- Alkabad Location within Iran
- Coordinates: 33°43′39″N 48°49′28″E﻿ / ﻿33.72750°N 48.82444°E
- Country: Iran
- Province: Lorestan
- County: Borujerd
- District: Shirvan
- Rural District: Shirvan-e Gharbi

Population (2016)
- • Total: 566
- Time zone: UTC+3:30 (IRST)

= Alkabad =

Village in Lorestan province, Iran

Alkabad (الك اباد) (Note: Also romanized as Alakābād and Alkābād; also known as Aulād Qibād and Owlād-e Qobād) is a village in Shirvan-e Gharbi Rural District of Shirvan District in Borujerd County, Lorestan province, Iran.

==Demographics==
===Population===
At the time of the 2006 National Census, the village's population was 649 in 169 households, when it was in Shirvan Rural District (Note: Renamed Shirvan-e Sharqi Rural District) of the Central District.

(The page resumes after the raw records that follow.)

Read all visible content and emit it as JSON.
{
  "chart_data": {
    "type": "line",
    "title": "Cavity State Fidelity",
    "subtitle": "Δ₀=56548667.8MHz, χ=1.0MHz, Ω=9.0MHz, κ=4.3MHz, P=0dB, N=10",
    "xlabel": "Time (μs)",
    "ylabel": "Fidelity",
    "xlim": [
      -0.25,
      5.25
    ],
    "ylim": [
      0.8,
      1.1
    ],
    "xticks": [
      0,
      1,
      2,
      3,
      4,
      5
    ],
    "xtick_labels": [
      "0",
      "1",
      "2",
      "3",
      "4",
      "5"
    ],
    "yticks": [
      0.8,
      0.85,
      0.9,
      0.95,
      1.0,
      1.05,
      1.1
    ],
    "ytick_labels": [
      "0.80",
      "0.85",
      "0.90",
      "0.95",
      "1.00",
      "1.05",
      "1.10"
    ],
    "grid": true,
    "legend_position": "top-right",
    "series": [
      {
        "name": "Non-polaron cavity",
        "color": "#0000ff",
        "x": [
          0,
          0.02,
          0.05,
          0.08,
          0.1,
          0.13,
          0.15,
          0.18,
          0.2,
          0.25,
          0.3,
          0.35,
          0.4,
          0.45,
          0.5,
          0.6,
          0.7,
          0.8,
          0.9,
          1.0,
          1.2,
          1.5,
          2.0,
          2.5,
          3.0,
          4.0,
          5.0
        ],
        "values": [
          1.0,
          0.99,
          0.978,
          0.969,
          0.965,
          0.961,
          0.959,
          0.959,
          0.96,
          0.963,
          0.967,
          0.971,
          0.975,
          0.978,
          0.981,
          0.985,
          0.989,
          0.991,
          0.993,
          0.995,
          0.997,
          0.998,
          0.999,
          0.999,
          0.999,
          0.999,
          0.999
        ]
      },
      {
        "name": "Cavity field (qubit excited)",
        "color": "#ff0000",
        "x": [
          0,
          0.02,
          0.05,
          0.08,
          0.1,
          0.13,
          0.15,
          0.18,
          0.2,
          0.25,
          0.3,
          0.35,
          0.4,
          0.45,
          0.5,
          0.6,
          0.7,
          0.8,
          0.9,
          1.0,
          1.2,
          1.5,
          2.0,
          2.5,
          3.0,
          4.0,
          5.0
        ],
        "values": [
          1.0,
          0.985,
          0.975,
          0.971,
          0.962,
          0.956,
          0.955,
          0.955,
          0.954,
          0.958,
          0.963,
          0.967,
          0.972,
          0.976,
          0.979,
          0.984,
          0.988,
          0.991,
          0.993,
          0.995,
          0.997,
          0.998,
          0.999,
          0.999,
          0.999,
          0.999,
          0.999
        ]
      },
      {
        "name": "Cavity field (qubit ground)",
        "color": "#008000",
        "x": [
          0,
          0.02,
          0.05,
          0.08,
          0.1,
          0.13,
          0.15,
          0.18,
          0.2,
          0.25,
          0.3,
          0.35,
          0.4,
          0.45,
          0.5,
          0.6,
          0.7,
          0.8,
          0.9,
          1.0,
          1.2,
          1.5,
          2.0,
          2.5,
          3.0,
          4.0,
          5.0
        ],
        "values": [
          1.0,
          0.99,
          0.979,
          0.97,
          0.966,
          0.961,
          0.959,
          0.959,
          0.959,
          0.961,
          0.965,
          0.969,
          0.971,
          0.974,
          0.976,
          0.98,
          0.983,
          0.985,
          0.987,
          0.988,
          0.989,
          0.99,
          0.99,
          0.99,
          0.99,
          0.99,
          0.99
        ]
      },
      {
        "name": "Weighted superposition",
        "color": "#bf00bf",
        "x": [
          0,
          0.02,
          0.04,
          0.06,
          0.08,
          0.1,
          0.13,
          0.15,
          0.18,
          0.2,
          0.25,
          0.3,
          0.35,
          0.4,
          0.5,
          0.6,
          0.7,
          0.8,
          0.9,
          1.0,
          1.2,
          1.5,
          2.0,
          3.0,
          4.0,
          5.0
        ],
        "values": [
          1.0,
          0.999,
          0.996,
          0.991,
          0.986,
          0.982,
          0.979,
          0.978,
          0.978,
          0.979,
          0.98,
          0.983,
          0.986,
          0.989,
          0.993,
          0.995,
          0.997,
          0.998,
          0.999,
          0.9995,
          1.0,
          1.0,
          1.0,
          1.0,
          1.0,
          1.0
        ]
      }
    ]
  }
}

The following census in 2011 counted 607 people in 183 households. The 2016 census measured the population of the village as 566 people in 175 households.

In 2021, the rural district was separated from the district in the formation of Shirvan District and renamed Shirvan-e Sharqi Rural District. Alkabad was transferred to Shirvan-e Gharbi Rural District created in the new district.